Me: You know, we've really been trying to tell the story of how serious this disease can be.
Dr. M: Yes, that's so important. The comorbidities, obesity, cardiovascular disease . . .
Me: Yes, well, I've even heard it referred to as, oh, something like "a modern-day leprosy."
[His eyes light up.] Dr. M: Are you familiar with the John Updike? The American writer?
Me [Not sure where this is going]: Yes . . .
Dr. M.: He had psoriasis. He wrote an autobiographical story about it. It was called, "Journal of a Leper."
Score one for the client. I told everyone about it and said I'd see if we could find the story.
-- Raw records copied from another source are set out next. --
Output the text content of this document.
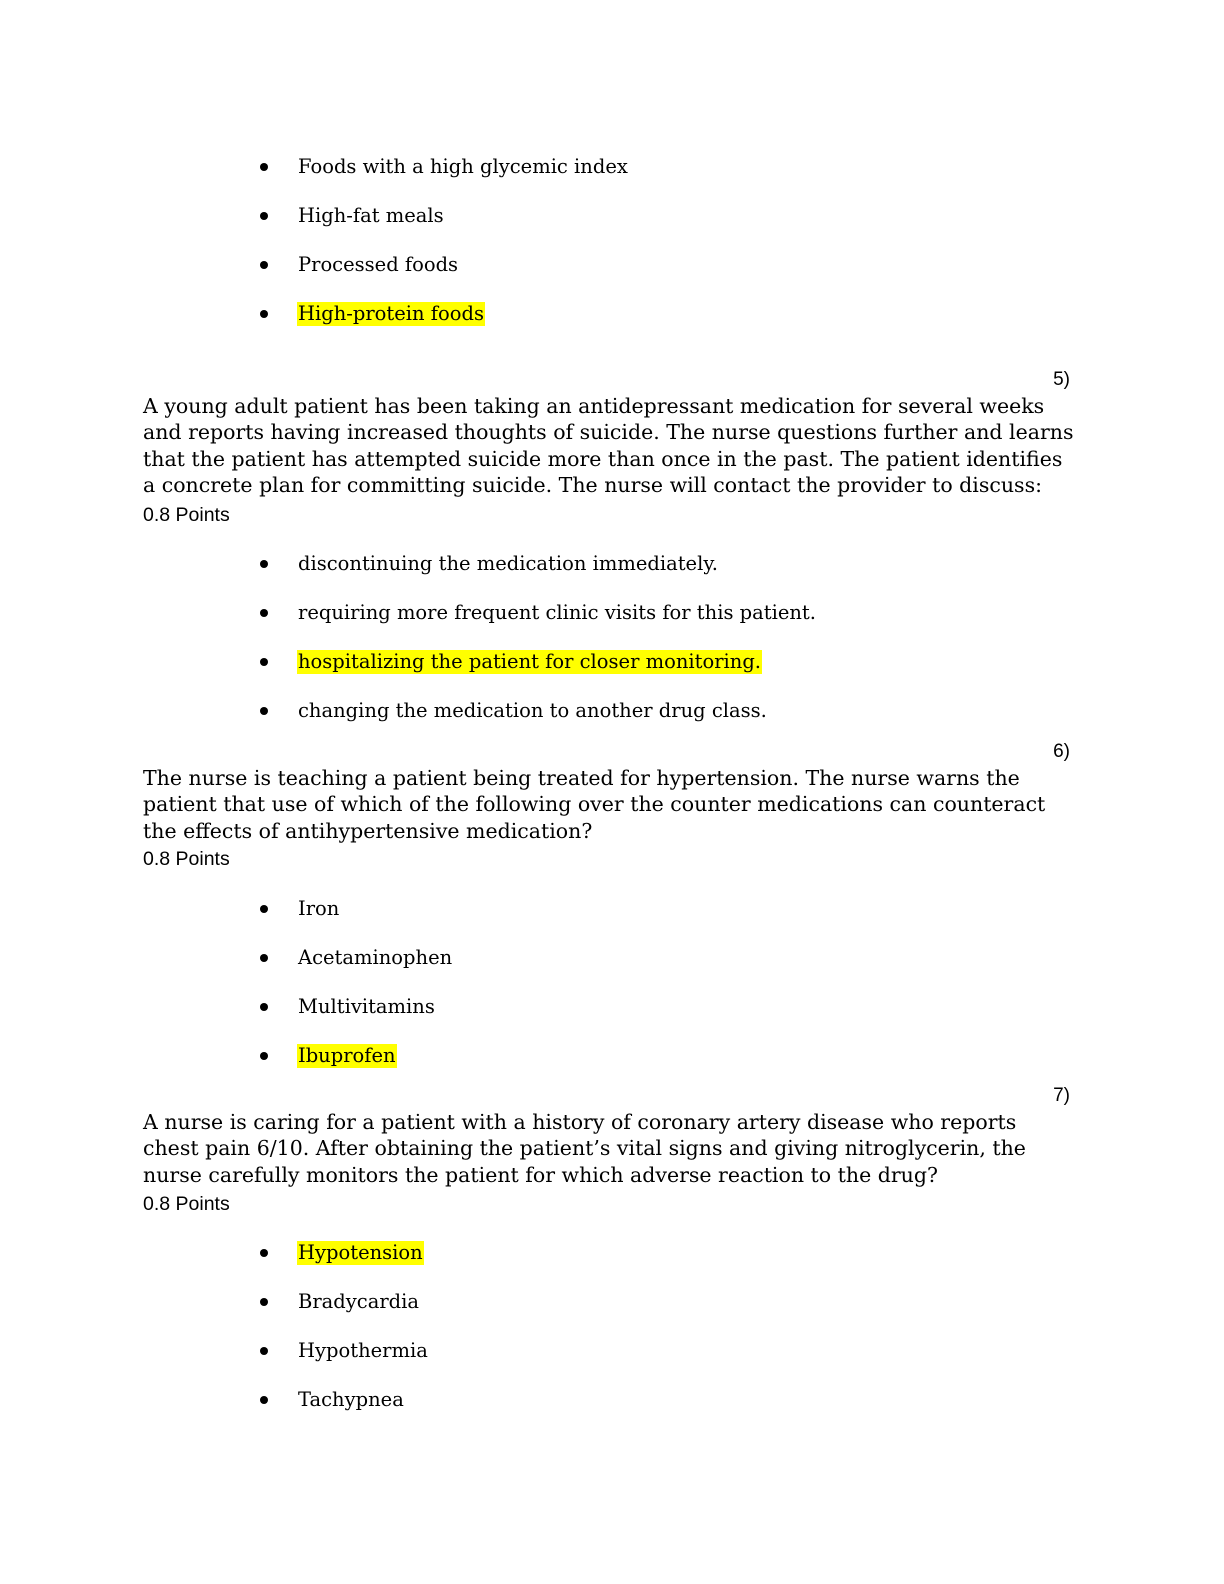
Foods with a high glycemic index
High-fat meals
Processed foods
High-protein foods
5)

A young adult patient has been taking an antidepressant medication for several weeks and reports having increased thoughts of suicide. The nurse questions further and learns that the patient has attempted suicide more than once in the past. The patient identifies a concrete plan for committing suicide. The nurse will contact the provider to discuss:

0.8 Points
discontinuing the medication immediately.
requiring more frequent clinic visits for this patient.
hospitalizing the patient for closer monitoring.
changing the medication to another drug class.
6)

The nurse is teaching a patient being treated for hypertension. The nurse warns the patient that use of which of the following over the counter medications can counteract the effects of antihypertensive medication?

0.8 Points
Iron
Acetaminophen
Multivitamins
Ibuprofen
7)

A nurse is caring for a patient with a history of coronary artery disease who reports chest pain 6/10. After obtaining the patient’s vital signs and giving nitroglycerin, the nurse carefully monitors the patient for which adverse reaction to the drug?

0.8 Points
Hypotension
Bradycardia
Hypothermia
Tachypnea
Today I checked the book out of the library. (My favorite library ever, the Sulzer Library up in Lincoln Square, which is so great it's even open on Sundays.) It's so old the hardcover price was $10.00. As in, it was published before prices ended in 99. Its 15 pages include breasts and erections and the Hancock tower and Art and false, codependent love, in addition to psoriasis. I was going to copy the story and pass it around my office and the client, but now I'm not so sure.
Snow day!
I've long hated February 13. When I was 8, it fell on a Monday -- which, as everyone knows, is far scarier than Friday the 13th -- and my guinea pig Izod died. The
day before Valentine's Day. Ever after, I've viewed this date as nothing good.
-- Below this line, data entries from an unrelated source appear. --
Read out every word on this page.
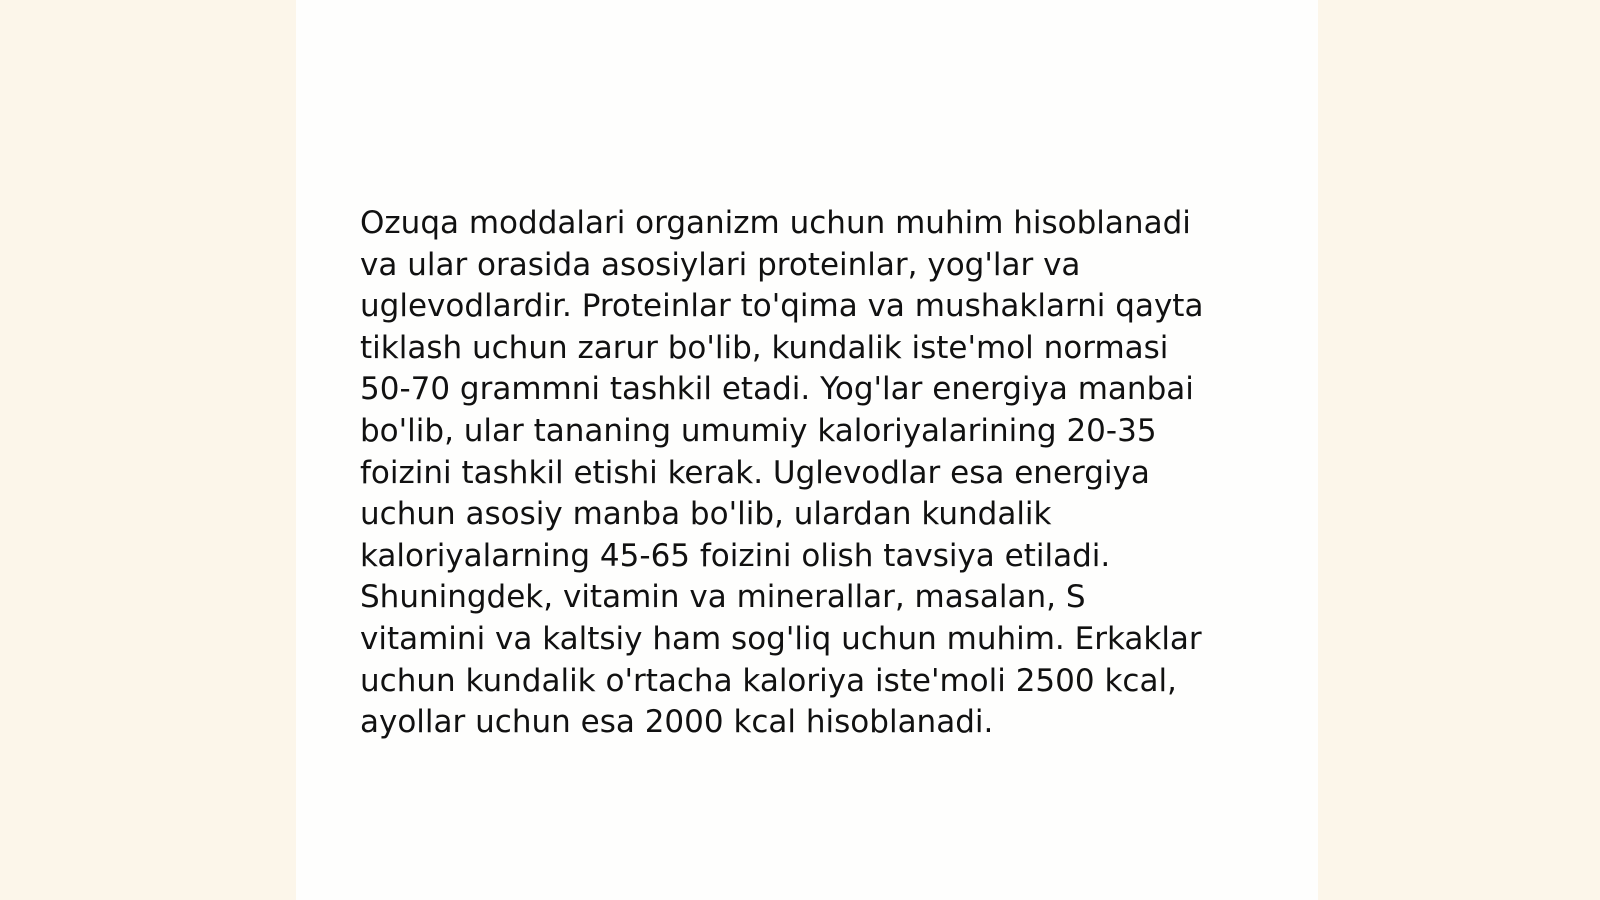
Ozuqa moddalari organizm uchun muhim hisoblanadi
va ular orasida asosiylari proteinlar, yog'lar va
uglevodlardir. Proteinlar to'qima va mushaklarni qayta
tiklash uchun zarur bo'lib, kundalik iste'mol normasi
50-70 grammni tashkil etadi. Yog'lar energiya manbai
bo'lib, ular tananing umumiy kaloriyalarining 20-35
foizini tashkil etishi kerak. Uglevodlar esa energiya
uchun asosiy manba bo'lib, ulardan kundalik
kaloriyalarning 45-65 foizini olish tavsiya etiladi.
Shuningdek, vitamin va minerallar, masalan, S
vitamini va kaltsiy ham sog'liq uchun muhim. Erkaklar
uchun kundalik o'rtacha kaloriya iste'moli 2500 kcal,
ayollar uchun esa 2000 kcal hisoblanadi.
Today started out much like that. I woke up bright and early, ready to go run some fun-filled errands before work, but it turned out that there was no hot water. I woke up my ever-handy husband and we studied the manual, but to no avail. So I called the furnace company and prepared for a day of pure suckitude.
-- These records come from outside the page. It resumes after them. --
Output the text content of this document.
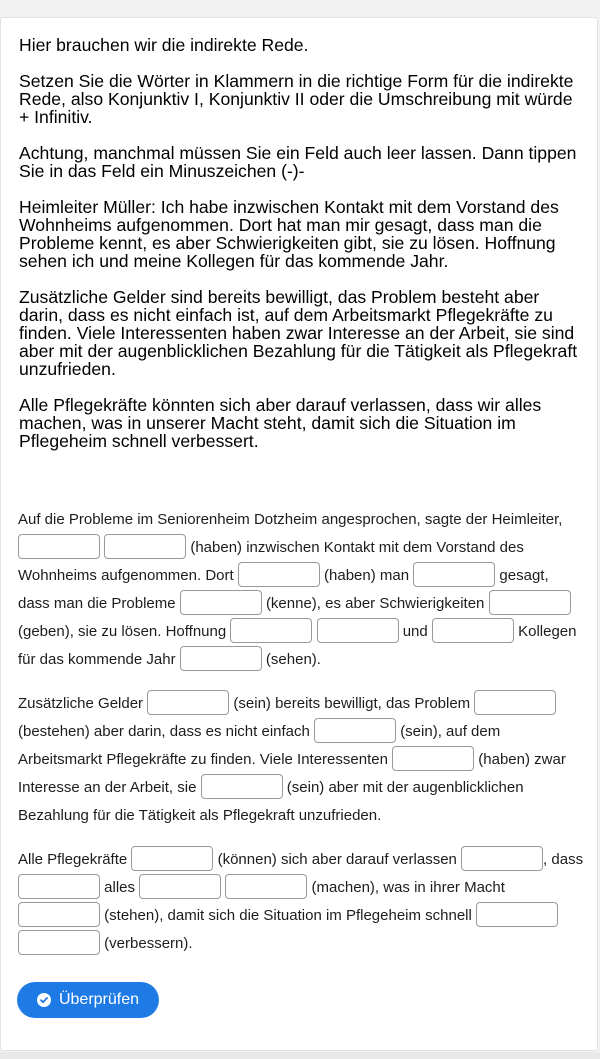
Hier brauchen wir die indirekte Rede.

Setzen Sie die Wörter in Klammern in die richtige Form für die indirekte Rede, also Konjunktiv I, Konjunktiv II oder die Umschreibung mit würde + Infinitiv.

Achtung, manchmal müssen Sie ein Feld auch leer lassen. Dann tippen Sie in das Feld ein Minuszeichen (-)-

Heimleiter Müller: Ich habe inzwischen Kontakt mit dem Vorstand des Wohnheims aufgenommen. Dort hat man mir gesagt, dass man die Probleme kennt, es aber Schwierigkeiten gibt, sie zu lösen. Hoffnung sehen ich und meine Kollegen für das kommende Jahr.

Zusätzliche Gelder sind bereits bewilligt, das Problem besteht aber darin, dass es nicht einfach ist, auf dem Arbeitsmarkt Pflegekräfte zu finden. Viele Interessenten haben zwar Interesse an der Arbeit, sie sind aber mit der augenblicklichen Bezahlung für die Tätigkeit als Pflegekraft unzufrieden.

Alle Pflegekräfte könnten sich aber darauf verlassen, dass wir alles machen, was in unserer Macht steht, damit sich die Situation im Pflegeheim schnell verbessert.

Auf die Probleme im Seniorenheim Dotzheim angesprochen, sagte der Heimleiter,   (haben) inzwischen Kontakt mit dem Vorstand des Wohnheims aufgenommen. Dort	(haben) man	gesagt, dass man die Probleme	(kenne), es aber Schwierigkeiten  (geben), sie zu lösen. Hoffnung	und	Kollegen für das kommende Jahr	(sehen).
Zusätzliche Gelder	(sein) bereits bewilligt, das Problem  (bestehen) aber darin, dass es nicht einfach	(sein), auf dem Arbeitsmarkt Pflegekräfte zu finden. Viele Interessenten	(haben) zwar Interesse an der Arbeit, sie	(sein) aber mit der augenblicklichen Bezahlung für die Tätigkeit als Pflegekraft unzufrieden.
Alle Pflegekräfte	(können) sich aber darauf verlassen	, dass  alles	(machen), was in ihrer Macht  (stehen), damit sich die Situation im Pflegeheim schnell   (verbessern).
Überprüfen
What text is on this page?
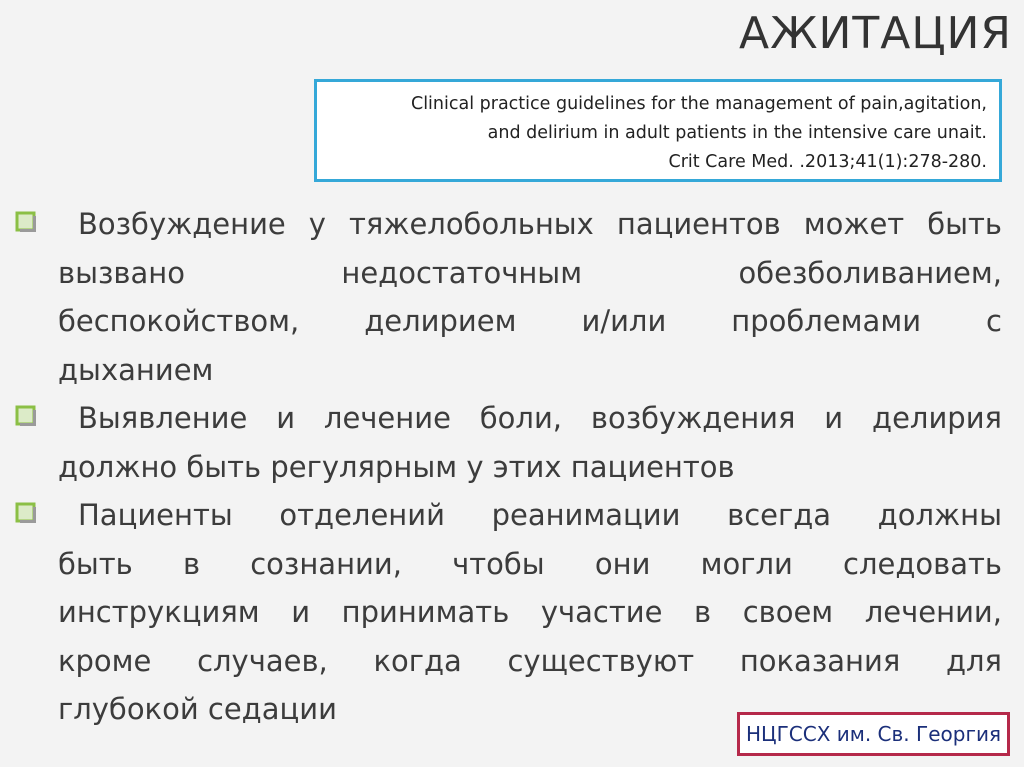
АЖИТАЦИЯ
Clinical practice guidelines for the management of pain,agitation,
and delirium in adult patients in the intensive care unait.
Crit Care Med. .2013;41(1):278-280.
Возбуждение у тяжелобольных пациентов может быть
вызвано недостаточным обезболиванием,
беспокойством, делирием и/или проблемами с
дыханием
Выявление и лечение боли, возбуждения и делирия
должно быть регулярным у этих пациентов
Пациенты отделений реанимации всегда должны
быть в сознании, чтобы они могли следовать
инструкциям и принимать участие в своем лечении,
кроме случаев, когда существуют показания для
глубокой седации
НЦГССХ им. Св. Георгия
From a financial standpoint, nothing good happened today. But overall, I can't complain. Nothing much was going on at work, for once. The furnace guys showed up well before they said they would. They fixed the problem, at least for the moment. (It involved a cookie sheet and a lot of carbon monoxide.) And by the time they left, it was almost noon and it was snowing so hard I blissfully sent out an email -- "Whereabouts: Working from home today."
My office closed at 3:30 because of the weather. This has never happened before, and really it didn't quite happen today, seeing as how all of my coworkers were still there 2 hours later. But I quit work at 6 and read a book until 7:15, when I walked out into the "blizzard" to see my friend Gordon play.
(As I told him, "Cue: 'When I lived in New England . . . '" Because the "blizzard" is only 6, maybe 8 inches tops. I don't think Chicago gets a lot of snow, but the furnace guys begged to disagree. It
used to get a lot of snow here, they said ominously. All I know is, it was maybe 15 degrees and the snow was so fine and so fast that the back of my throat was scraped raw and my cheeks were red for an hour. And that's pretty cold, fossil fuels or no.)
But I stayed home from work, and it was half-price wine night, and my sis and her friend and Queen of the Maye came out, and who's to argue with that?
So for once, a 2/13 turned out OK.
We'll see how 2/14 turns out, post-half-price wine night.